# Fine-tuning a masked language model (PyTorch)

This notebook will fine-tune BERT models from the pretrained settings for Masked Language Modelling on the Wikitext-V2 dataset with a variety of weight decay and dropout values. It was made from modifying the Huggingface tutorial with the same name found here: https://huggingface.co/course/chapter7/3?fw=tf.  In addition, it also pre-processes and saves the Wikitext dataset.

In [None]:
from transformers import BertForMaskedLM

model_checkpoint = "bert-base-uncased"
model = BertForMaskedLM.from_pretrained(model_checkpoint)

In [None]:
bert_num_parameters = model.num_parameters() / 1_000_000
print(f"'>>> BERT number of parameters: {round(bert_num_parameters)}M'")


In [None]:
text = "This is a great [MASK]."

In [None]:
from transformers import BertTokenizer

tokenizer = BertTokenizer.from_pretrained(model_checkpoint)

In [None]:
import torch

inputs = tokenizer(text, return_tensors="pt")
token_logits = model(**inputs).logits
# Find the location of [MASK] and extract its logits
mask_token_index = torch.where(inputs["input_ids"] == tokenizer.mask_token_id)[1]
mask_token_logits = token_logits[0, mask_token_index, :]
# Pick the [MASK] candidates with the highest logits
top_5_tokens = torch.topk(mask_token_logits, 5, dim=1).indices[0].tolist()
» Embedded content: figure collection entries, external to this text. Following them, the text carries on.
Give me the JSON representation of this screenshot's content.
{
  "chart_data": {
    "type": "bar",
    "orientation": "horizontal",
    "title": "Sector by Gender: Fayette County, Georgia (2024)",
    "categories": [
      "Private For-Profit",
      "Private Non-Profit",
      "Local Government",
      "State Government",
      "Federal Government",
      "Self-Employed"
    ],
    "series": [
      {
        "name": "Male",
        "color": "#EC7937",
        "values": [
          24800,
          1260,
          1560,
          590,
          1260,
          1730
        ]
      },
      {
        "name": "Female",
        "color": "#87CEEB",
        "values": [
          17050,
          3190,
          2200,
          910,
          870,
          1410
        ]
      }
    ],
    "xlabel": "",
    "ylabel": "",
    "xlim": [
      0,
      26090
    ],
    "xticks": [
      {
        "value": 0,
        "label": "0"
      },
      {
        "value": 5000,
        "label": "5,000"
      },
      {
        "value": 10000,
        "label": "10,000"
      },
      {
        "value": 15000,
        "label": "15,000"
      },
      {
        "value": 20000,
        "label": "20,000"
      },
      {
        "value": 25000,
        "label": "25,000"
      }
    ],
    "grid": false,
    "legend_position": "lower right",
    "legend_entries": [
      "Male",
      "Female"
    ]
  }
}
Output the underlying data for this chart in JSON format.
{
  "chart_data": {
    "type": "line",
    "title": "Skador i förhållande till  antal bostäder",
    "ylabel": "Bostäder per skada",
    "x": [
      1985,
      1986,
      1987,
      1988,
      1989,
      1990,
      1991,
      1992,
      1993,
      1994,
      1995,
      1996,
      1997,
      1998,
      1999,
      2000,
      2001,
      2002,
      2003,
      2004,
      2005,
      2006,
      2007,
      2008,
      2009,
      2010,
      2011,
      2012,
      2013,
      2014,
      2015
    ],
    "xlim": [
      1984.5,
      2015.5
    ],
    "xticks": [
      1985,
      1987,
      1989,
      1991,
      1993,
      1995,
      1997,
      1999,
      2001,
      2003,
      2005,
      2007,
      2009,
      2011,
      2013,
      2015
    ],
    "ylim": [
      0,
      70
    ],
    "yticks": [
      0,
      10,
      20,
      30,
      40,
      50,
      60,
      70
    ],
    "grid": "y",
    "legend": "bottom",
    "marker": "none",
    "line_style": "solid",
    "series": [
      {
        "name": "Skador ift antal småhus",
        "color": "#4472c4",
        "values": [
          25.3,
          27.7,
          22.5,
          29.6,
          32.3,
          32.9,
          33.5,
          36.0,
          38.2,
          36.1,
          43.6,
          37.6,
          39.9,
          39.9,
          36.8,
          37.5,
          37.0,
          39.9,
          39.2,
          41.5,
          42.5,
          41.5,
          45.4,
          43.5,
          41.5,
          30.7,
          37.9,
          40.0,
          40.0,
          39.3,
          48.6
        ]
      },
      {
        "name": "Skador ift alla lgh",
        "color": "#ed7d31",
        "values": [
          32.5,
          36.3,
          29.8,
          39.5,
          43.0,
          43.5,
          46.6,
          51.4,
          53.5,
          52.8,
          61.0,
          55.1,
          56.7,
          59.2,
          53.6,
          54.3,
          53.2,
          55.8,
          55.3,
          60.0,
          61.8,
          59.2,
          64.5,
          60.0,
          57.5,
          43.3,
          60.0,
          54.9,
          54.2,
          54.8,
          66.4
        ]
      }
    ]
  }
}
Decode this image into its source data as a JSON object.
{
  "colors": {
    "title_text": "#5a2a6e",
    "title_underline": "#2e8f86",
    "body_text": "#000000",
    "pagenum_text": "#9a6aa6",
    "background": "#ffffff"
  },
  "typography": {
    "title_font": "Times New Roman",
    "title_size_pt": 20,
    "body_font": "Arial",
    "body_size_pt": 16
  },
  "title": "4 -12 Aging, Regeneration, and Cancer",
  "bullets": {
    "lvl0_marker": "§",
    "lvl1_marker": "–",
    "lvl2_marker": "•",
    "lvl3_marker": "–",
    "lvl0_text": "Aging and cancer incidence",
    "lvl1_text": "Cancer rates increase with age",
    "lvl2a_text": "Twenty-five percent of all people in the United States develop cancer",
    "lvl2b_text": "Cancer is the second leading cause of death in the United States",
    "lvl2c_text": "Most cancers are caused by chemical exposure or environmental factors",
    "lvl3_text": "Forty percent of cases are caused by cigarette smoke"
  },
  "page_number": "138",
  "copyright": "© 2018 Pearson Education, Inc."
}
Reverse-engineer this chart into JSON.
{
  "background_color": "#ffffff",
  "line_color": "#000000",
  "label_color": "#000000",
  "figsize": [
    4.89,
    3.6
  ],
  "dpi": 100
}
for token in top_5_tokens:
    print(f"'>>> {text.replace(tokenizer.mask_token, tokenizer.decode([token]))}'")

In [None]:
from datasets import load_dataset

wiki_dataset = load_dataset("wikitext", "wikitext-2-v1")
wiki_dataset

In [None]:
sample = wiki_dataset["train"].shuffle(seed=42).select(range(3))

for row in sample:
    print(f"\n'>>> Text: {row['text']}'")

In [None]:
def tokenize_function(examples):
    result = tokenizer(examples["text"])
    if tokenizer.is_fast:
        result["word_ids"] = [result.word_ids(i) for i in range(len(result["input_ids"]))]
    return result


# Use batched=True to activate fast multithreading!
tokenized_datasets = wiki_dataset.map(
    tokenize_function, batched=True, remove_columns=["text"]
)
tokenized_datasets

In [None]:
tokenizer.model_max_length

In [None]:
chunk_size = 128

In [None]:
# Slicing produces a list of lists for each feature
tokenized_samples = tokenized_datasets["train"][:3]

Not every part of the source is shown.